Questo apre alla “Storia” siccome “narrazione dell’esistere” che diviene l’oggetto principale della attenzione nei “poemetti” e infine in “Impero” (Oèdipus 2017) che è la sintesi finale del discorso.

Un discorso che trova poi in “Baie” e nei lavori in corso un suo ulteriore sviluppo anche in senso stilistico.

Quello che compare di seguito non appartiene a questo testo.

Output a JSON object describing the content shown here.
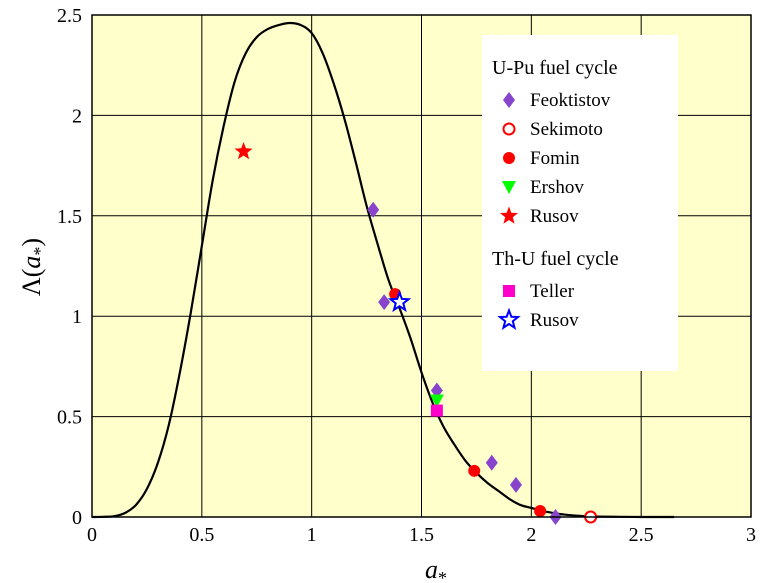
{
  "chart_data": {
    "type": "scatter",
    "xlabel_base": "a",
    "xlabel_sub": "*",
    "ylabel_prefix": "Λ(",
    "ylabel_var": "a",
    "ylabel_sub": "*",
    "ylabel_suffix": ")",
    "xlim": [
      0,
      3
    ],
    "ylim": [
      0,
      2.5
    ],
    "xticks": [
      0,
      0.5,
      1,
      1.5,
      2,
      2.5,
      3
    ],
    "xtick_labels": [
      "0",
      "0.5",
      "1",
      "1.5",
      "2",
      "2.5",
      "3"
    ],
    "yticks": [
      0,
      0.5,
      1,
      1.5,
      2,
      2.5
    ],
    "ytick_labels": [
      "0",
      "0.5",
      "1",
      "1.5",
      "2",
      "2.5"
    ],
    "grid": true,
    "background": "#ffffcc",
    "curve": {
      "color": "#000000",
      "x": [
        0,
        0.05,
        0.1,
        0.15,
        0.2,
        0.25,
        0.3,
        0.35,
        0.4,
        0.45,
        0.5,
        0.55,
        0.6,
        0.65,
        0.7,
        0.75,
        0.8,
        0.85,
        0.9,
        0.95,
        1.0,
        1.05,
        1.1,
        1.15,
        1.2,
        1.25,
        1.3,
        1.35,
        1.4,
        1.45,
        1.5,
        1.55,
        1.6,
        1.65,
        1.7,
        1.75,
        1.8,
        1.85,
        1.9,
        1.95,
        2.0,
        2.05,
        2.1,
        2.15,
        2.2,
        2.25,
        2.3,
        2.4,
        2.5,
        2.6,
        2.65
      ],
      "y": [
        0,
        0.001,
        0.004,
        0.02,
        0.06,
        0.14,
        0.27,
        0.46,
        0.72,
        1.02,
        1.35,
        1.68,
        1.95,
        2.17,
        2.31,
        2.39,
        2.43,
        2.45,
        2.46,
        2.45,
        2.41,
        2.31,
        2.16,
        1.98,
        1.77,
        1.55,
        1.36,
        1.18,
        1.04,
        0.89,
        0.72,
        0.57,
        0.45,
        0.36,
        0.28,
        0.22,
        0.17,
        0.13,
        0.09,
        0.06,
        0.045,
        0.03,
        0.02,
        0.012,
        0.007,
        0.004,
        0.002,
        0.001,
        0,
        0,
        0
      ]
    },
    "groups": [
      {
        "heading": "U-Pu fuel cycle",
        "series": [
          {
            "name": "Feoktistov",
            "marker": "diamond",
            "color": "#8844cc",
            "filled": true,
            "points": [
              [
                1.28,
                1.53
              ],
              [
                1.33,
                1.07
              ],
              [
                1.57,
                0.63
              ],
              [
                1.82,
                0.27
              ],
              [
                1.93,
                0.16
              ],
              [
                2.11,
                0.0
              ]
            ]
          },
          {
            "name": "Sekimoto",
            "marker": "circle",
            "color": "#ff0000",
            "filled": false,
            "points": [
              [
                2.27,
                0.0
              ]
            ]
          },
          {
            "name": "Fomin",
            "marker": "circle",
            "color": "#ff0000",
            "filled": true,
            "points": [
              [
                1.38,
                1.11
              ],
              [
                1.74,
                0.23
              ],
              [
                2.04,
                0.03
              ]
            ]
          },
          {
            "name": "Ershov",
            "marker": "triangle-down",
            "color": "#00ff00",
            "filled": true,
            "points": [
              [
                1.57,
                0.58
              ]
            ]
          },
          {
            "name": "Rusov",
            "marker": "star",
            "color": "#ff0000",
            "filled": true,
            "points": [
              [
                0.69,
                1.82
              ]
            ]
          }
        ]
      },
      {
        "heading": "Th-U fuel cycle",
        "series": [
          {
            "name": "Teller",
            "marker": "square",
            "color": "#ff00cc",
            "filled": true,
            "points": [
              [
                1.57,
                0.53
              ]
            ]
          },
          {
            "name": "Rusov",
            "marker": "star",
            "color": "#0000ff",
            "filled": false,
            "points": [
              [
                1.4,
                1.07
              ]
            ]
          }
        ]
      }
    ]
  }
}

Chi di più ha lavorato criticamente su quanto ho detto è senz’altro Giuseppe Martella col suo ampio saggio “Polifonia dell’Esserci” (apparso su Nazione Indiana). Essenziale anche la prefazione di Marcello Carlino a “Impero” e notevole un lavoro ancora inedito –uscirà a febbraio 2021- di Giuseppe A. Liberti. Ma cito volentieri anche gli splendidi e ripetuti interventi di Daniele Ventre (sempre su Nazione Indiana) di Carlo Di Legge (su Atelier) di Rosa Pierno (su Trasversale) di Vincenzo Salerno (su Menabò) di Mimmo Grasso (su “Infiniti Mondi”). Ma anche tanti altri.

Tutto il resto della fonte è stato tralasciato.